Jika dua kecenderungan penilaian terhadap filsafat di atas terkesan menolak dan kurang menerima keberadaan filsafat Islam, kecenderungan penelitian ketiga telah mengakui, menerima dan menyetujui filsafat Islam pernah mewarnai keilmuan di dunia bahkan pernah mencapai masa keemasannya. Sayang, pendapat ketiga ini seringkali merupakan pendapat yang digaungkan umat muslim tanpa ragam proses ilmiah yang jelas dan nyata. Sehingga arah asumsi-asumsinya terkesan subjektif atau “dituding" subjektif. Subjektif karena terlahir dari pemikiran umat Islam dan belum tentu diakui oleh intelektual lain di luar Islam.
Pengertian Filsafat
Dari tata bahasa atau arti katanya, kata “filsafat” dalam bahasa Indonesia berasal dari bahasa Arab “Falsafah” yang berasal dari bahasa Yunani philo, dan sophia. Philo berarti cinta, sophia berarti kebijaksanaan atau hikmah (wisdom). Kata sophia tidak hanya berarti kebijaksanaan atau kearifan saja melainkan meliputi pula kebenaran pertama, pengetahuan luas, pertimbangan sehat sampai kepandaian pengrajin bahkan kepiwaian dalam menyelesaikan masalah-masalah praktis. Dari segi umum, filsafat diartikan sebagai ilmu pengetahuan yang menyelidiki hakekat segala sesuatu untuk memperoleh kebenaran. Filsafat mencari apa hakekat, sari atau inti dari segala sesuatu yang ada ini. Hal ini tidak terlepas dari perkembangan filsafat itu sendiri sehingga timbullah berbagai pandangan atau pendapat atau aliran yang mempunyai kekhususannya masing-masing. Aliran-aliran tersebut di antaranya adalah: rationalisme yang menekankan pada akal, materialisme yang menekankan pada materi, hedonisme yang menekankan pada kesenangan, idealisme yang mengagungkan pada idea dan lain-lain.[1]
Filsafat juga berarti alam pikiran atau alam berpikir. Berfilsafat berarti berfikir. Setiap orang pasti berfikir. Jadi setiap orang pasti berfilsafat. Filsafat dimulai dari keragu-raguan, sementara agama dimulai dari keimanan. Al-Farabi.

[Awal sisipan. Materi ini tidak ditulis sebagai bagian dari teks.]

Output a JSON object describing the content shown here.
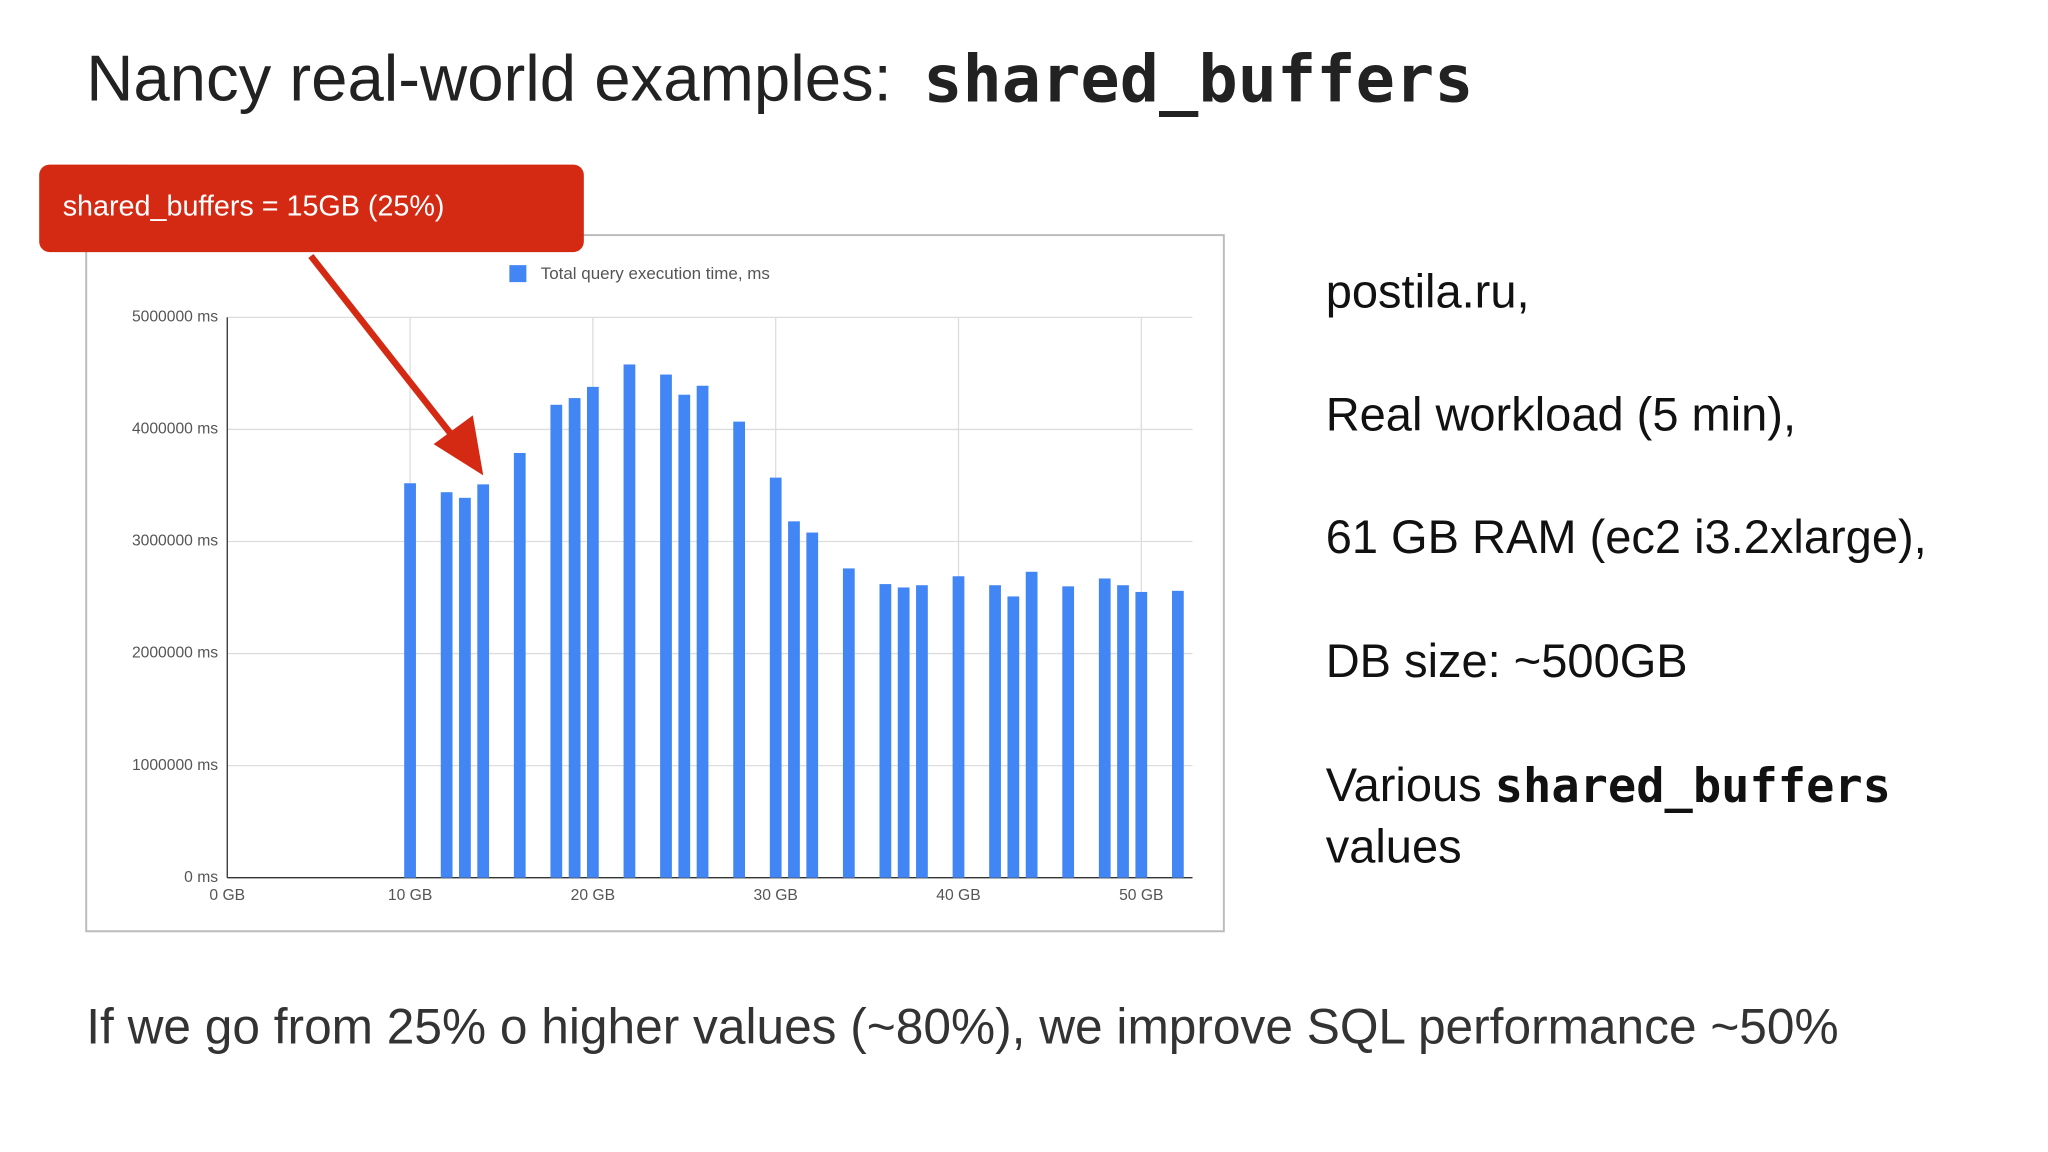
{
  "title": {
    "text": "Nancy real-world examples:",
    "code": "shared_buffers"
  },
  "callout": "shared_buffers = 15GB (25%)",
  "notes": [
    "postila.ru,",
    "Real workload (5 min),",
    "61 GB RAM (ec2 i3.2xlarge),",
    "DB size: ~500GB"
  ],
  "last_note": {
    "text": "Various",
    "code": "shared_buffers",
    "tail": "values"
  },
  "conclusion": "If we go from 25% o higher values (~80%), we improve SQL performance ~50%",
  "chart_data": {
    "type": "bar",
    "x": [
      10,
      12,
      13,
      14,
      16,
      18,
      19,
      20,
      22,
      24,
      25,
      26,
      28,
      30,
      31,
      32,
      34,
      36,
      37,
      38,
      40,
      42,
      43,
      44,
      46,
      48,
      49,
      50,
      52
    ],
    "series": [
      {
        "name": "Total query execution time, ms",
        "color": "#4285f4",
        "values": [
          3520000,
          3440000,
          3390000,
          3510000,
          3790000,
          4220000,
          4280000,
          4380000,
          4580000,
          4490000,
          4310000,
          4390000,
          4070000,
          3570000,
          3180000,
          3080000,
          2760000,
          2620000,
          2590000,
          2610000,
          2690000,
          2610000,
          2510000,
          2730000,
          2600000,
          2670000,
          2610000,
          2550000,
          2560000
        ]
      }
    ],
    "xlim": [
      0,
      52.8
    ],
    "ylim": [
      0,
      5000000
    ],
    "xticks": [
      {
        "value": 0,
        "label": "0 GB"
      },
      {
        "value": 10,
        "label": "10 GB"
      },
      {
        "value": 20,
        "label": "20 GB"
      },
      {
        "value": 30,
        "label": "30 GB"
      },
      {
        "value": 40,
        "label": "40 GB"
      },
      {
        "value": 50,
        "label": "50 GB"
      }
    ],
    "yticks": [
      {
        "value": 0,
        "label": "0 ms"
      },
      {
        "value": 1000000,
        "label": "1000000 ms"
      },
      {
        "value": 2000000,
        "label": "2000000 ms"
      },
      {
        "value": 3000000,
        "label": "3000000 ms"
      },
      {
        "value": 4000000,
        "label": "4000000 ms"
      },
      {
        "value": 5000000,
        "label": "5000000 ms"
      }
    ],
    "grid": true
  }
}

Filsuf terbesar sebelum Ibnu Sina mendefinisikan filsafat adalah ilmu pengetahuan tentang alam yang maujud dan bagaimana hakekat yang sebenarnya.








Awalnya filsafat disebut sebagai induk ilmu pengetahuan (mother of science) sebab filsafat seakan-akan mampu menjawab pertanyaan tentang segala sesuatu atau segala hal, baik yang berhubungan dengan alam semesta, maupun manusia dengan segala problematika dan kehidupannya. Namun seiring dengan perubahan zaman, perkembangan ilmu pengetahuan dan teknologi yang melahirkan berbagai disiplin ilmu baru dengan masing-masing spesialisasinya, filsafat seakan-akan telah berubah fungsi dan perannya. Filsafat awalnya merupakan identifikasi yang diberikan untuk ilmu-ilmu rasional yang tidak mendasari diri pada wahyu. Namun, seiring dengan perkembangan intelektualitas di dunia dan di kalangan muslim, filsafat menjadi spesialisasi keilmuan tersendiri. Tetapi sesungguhnya seperti sebuah paket intelektual Islam, filsafat merupakan hasil olah disiplin keilmuan dengan pergumulannya bersama disiplin keilmuan lainnya.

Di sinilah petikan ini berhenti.